По целым часам, с болезненным любопытством, следит он за лепетом «испорченной Феклушки». Дома читает всякие пустяки. «Саксонский разбойник» попадется – он прочтет его; вытащит Эккартсгаузена и фантазией допросится, сквозь туман, ясных выводов; десять раз прочел попавшийся экземпляр «Тристрама Шенди»; найдет какие-нибудь «Тайны восточной магии» – читает и их; там русские сказки и былины, потом вдруг опять бросится к Оссиану, к Тассу и Гомеру или уплывет с Куком в чудесные страны.

А если нет ничего, так лежит, неподвижно по целым дням, но лежит, как будто трудную работу делает: фантазия мчит его дальше Оссиана, Тасса и даже Кука – или бьет лихорадкой какого-нибудь встречного ощущения, мгновенного впечатления, и он встанет усталый, бледный, и долго не придет в нормальное положение.

– Лентяй, лежебока! – говорят кругом его.

Он пугался этих приговоров, плакал втихомолку и думал иногда с отчаянием, отчего он лентяй и лежебока? «Что я такое? что из меня будет?» – думал он и слышал суровое: «Учись, вон как учатся Саврасов, Ковригин, Малюев, Чудин, – первые ученики!»

Они равно хорошо учатся и из математики, и из истории, сочиняют, чертят, рисуют и языки знают, и все – счастливцы!
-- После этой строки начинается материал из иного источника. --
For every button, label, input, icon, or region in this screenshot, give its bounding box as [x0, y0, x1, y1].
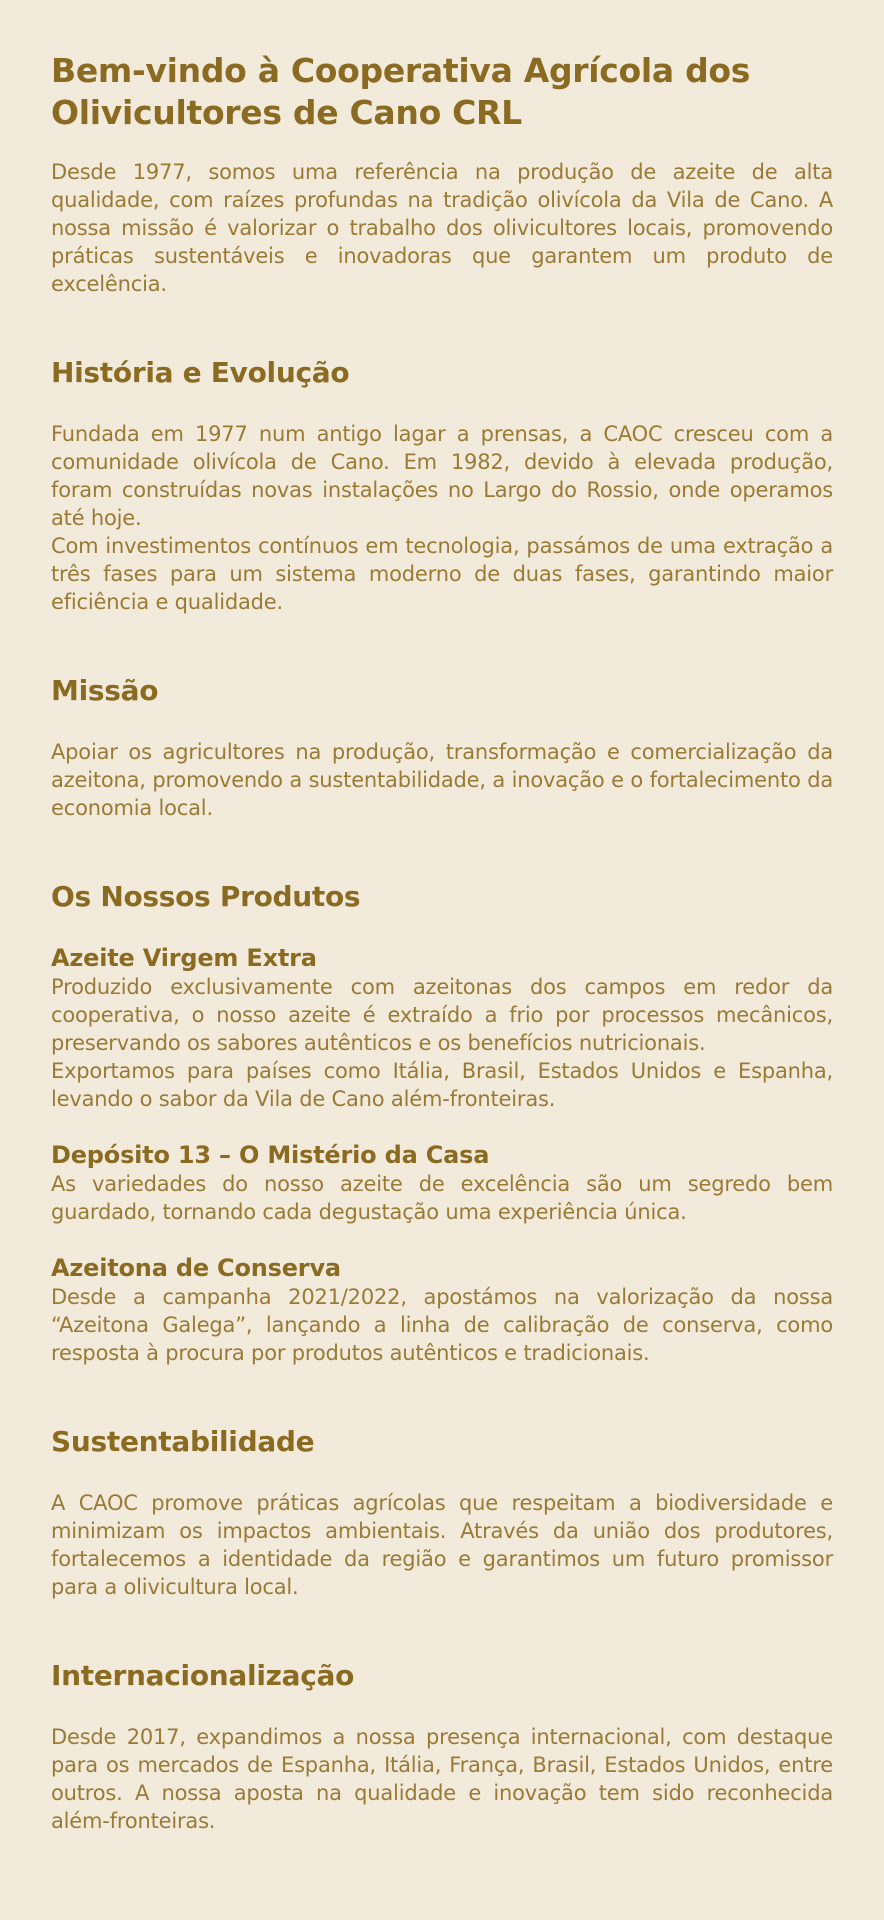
- sustainability-text: A CAOC promove práticas agrícolas que respeitam a biodiversidade e minimizam os impactos ambientais. Através da união dos produtores, fortalecemos a identidade da região e garantimos um futuro promissor para a olivicultura local.: [51, 1491, 833, 1599]
- intro-text: Desde 1977, somos uma referência na produção de azeite de alta qualidade, com raízes profundas na tradição olivícola da Vila de Cano. A nossa missão é valorizar o trabalho dos olivicultores locais, promovendo práticas sustentáveis e inovadoras que garantem um produto de excelência.: [51, 160, 833, 296]
- products-title: Os Nossos Produtos: [51, 880, 361, 913]
- history-paragraph: Com investimentos contínuos em tecnologia, passámos de uma extração a três fases para um sistema moderno de duas fases, garantindo maior eficiência e qualidade.: [51, 534, 833, 614]
- mission-section: [51, 674, 833, 822]
- product-name: Azeite Virgem Extra: [51, 944, 317, 972]
- mission-title: Missão: [51, 674, 159, 707]
- product-description: Exportamos para países como Itália, Brasil, Estados Unidos e Espanha, levando o sabor da Vila de Cano além-fronteiras.: [51, 1059, 833, 1111]
- product-name: Depósito 13 – O Mistério da Casa: [51, 1141, 490, 1169]
- sustainability-title: Sustentabilidade: [51, 1425, 315, 1458]
- sustainability-section: [51, 1425, 833, 1601]
- mission-text: Apoiar os agricultores na produção, transformação e comercialização da azeitona, promovendo a sustentabilidade, a inovação e o fortalecimento da economia local.: [51, 740, 833, 820]
- product-name: Azeitona de Conserva: [51, 1254, 341, 1282]
- history-title: História e Evolução: [51, 356, 350, 389]
- history-paragraph: Fundada em 1977 num antigo lagar a prensas, a CAOC cresceu com a comunidade olivícola de Cano. Em 1982, devido à elevada produção, foram construídas novas instalações no Largo do Rossio, onde operamos até hoje.: [51, 422, 833, 530]
- products-section: [51, 880, 833, 1367]
- page-title: Bem-vindo à Cooperativa Agrícola dos Olivicultores de Cano CRL: [51, 51, 751, 132]
- internationalization-section: [51, 1659, 833, 1835]
- product-description: Produzido exclusivamente com azeitonas dos campos em redor da cooperativa, o nosso azeite é extraído a frio por processos mecânicos, preservando os sabores autênticos e os benefícios nutricionais.: [51, 975, 833, 1055]
- internationalization-text: Desde 2017, expandimos a nossa presença internacional, com destaque para os mercados de Espanha, Itália, França, Brasil, Estados Unidos, entre outros. A nossa aposta na qualidade e inovação tem sido reconhecida além-fronteiras.: [51, 1725, 833, 1833]
- product-description: As variedades do nosso azeite de excelência são um segredo bem guardado, tornando cada degustação uma experiência única.: [51, 1172, 833, 1224]
- product-item: [51, 1141, 833, 1226]
- internationalization-title: Internacionalização: [51, 1659, 355, 1692]
- history-section: [51, 356, 833, 616]
- product-description: Desde a campanha 2021/2022, apostámos na valorização da nossa “Azeitona Galega”, lançando a linha de calibração de conserva, como resposta à procura por produtos autênticos e tradicionais.: [51, 1285, 833, 1365]
- product-item: [51, 944, 833, 1113]
- product-item: [51, 1254, 833, 1367]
Их все уважают, они так гордо смотрят, так покойно спят, всегда одинаковы.

А он сегодня бледен, молчит как убитый, – завтра скачет и поет, бог знает отчего.

Всего пуще пугало его и томило обидное сострадание сторожа Сидорыча, и вместе трогало своей простотой. Однажды он не выучил два урока сряду и завтра должен был остаться без обеда, если не выучит их к утру, а выучить было некогда, все легли спать.

Сидорыч тихонько встал, вздул свечу и принес Райскому из класса книгу.

– Учи, батюшка, – сказал он, – пока они спят. Никто не увидит, а завтра будешь знать лучше их: что они в самом деле обижают тебя, сироту!

У Райского брызнули слезы и от этой обиды, и от доброты Сидорыча. Он взглянул, как храпят первые ученики, и не выучил урока – от гордости.

Зато, если задето его самолюбие, затронуты нервы, тогда он одним взглядом в книгу как будто снимет фотографию с урока, запомнит столбцы цифр, отгадает задачу – и вдруг блеснет, как фейерверк, и изумит весь класс, иногда и учителя.

«Притворяется!» – думают ученики. «Какие способности у этого лентяя!» – подумает учитель.

Он чувствовал и понимал, что он не лежебока и не лентяй, а что-то другое, но чувствовал и понимал он один, и больше никто, – но не понимал, что же он такое именно, и некому было растолковать ему это, и разъяснить, нужно ли ему учить математику или что-нибудь другое.

В службе название пустого человека привинтилось к нему еще крепче. От него не добились ни одной докладной записки, никогда не прочел он ни одного дела, между тем вносил веселье, смех и анекдоты в ту комнату, где сидел. Около него всегда куча народу.

Но мысль о деле, если только она не проходила через доклад, как, бывало, русский язык через грамматику, а сказанная среди шуток и безделья, для него как-то ясна, лишь бы не доходило дело до бумаг.

Он озадачивал новизной взгляда чиновников. Столоначальник, слушая его, с усмешкой отбирал у него какую-нибудь заданную ему бумагу и отдавал другому.